1ROS, Apoptosis and Cancer Biology Laboratory, Department of Physiology, Yong Loo Lin School of Medicine, National University of Singapore, Singapore 117597
2NUS Graduate School for Integrative Sciences and Engineering, National University of Singapore, Singapore 117597
3Cancer and Stem Cell Biology Program, Duke-NUS Graduate Medical School, Singapore 169857
4Cell and Systems Biology (CSB), Singapore-MIT Alliance, Singapore 637460

Received 23 December 2011; Accepted 5 February 2012

Academic Editor: Renée Ventura-Clapier

Copyright © 2012 Jia Kang and Shazib Pervaiz. This is an open access article distributed under the Creative Commons Attribution License, which permits unrestricted use, distribution, and reproduction in any medium, provided the original work is properly cited.


Mitochondria are the main intracellular location for fuel generation; however, they are not just power plants but involved in a range of other intracellular functions including regulation of redox homeostasis and cell fate.

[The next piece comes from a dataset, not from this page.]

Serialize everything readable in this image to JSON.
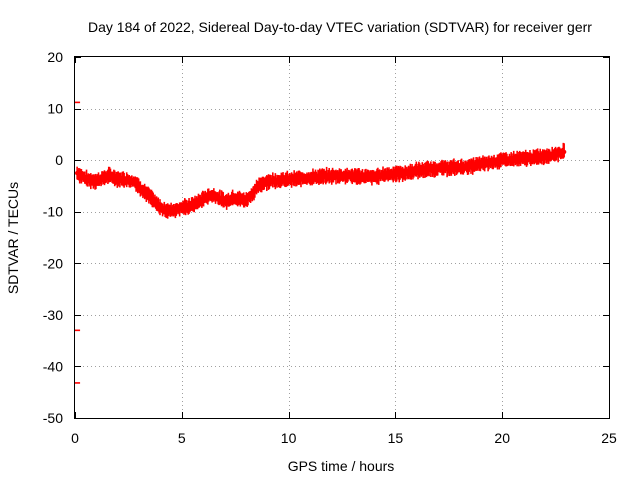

Dysfunction of mitochondria will result in oxidative stress which is one of the underlying causal factors for a variety of diseases including neurodegenerative diseases, diabetes, cardiovascular diseases, and cancer. In this paper, generation of reactive oxygen/nitrogen species (ROS/RNS) in the mitochondria, redox regulatory roles of certain mitochondrial proteins, and the impact on cell fate will be discussed. The current state of our understanding in mitochondrial dysfunction in pathological states and how we could target them for therapeutic purpose will also be briefly reviewed.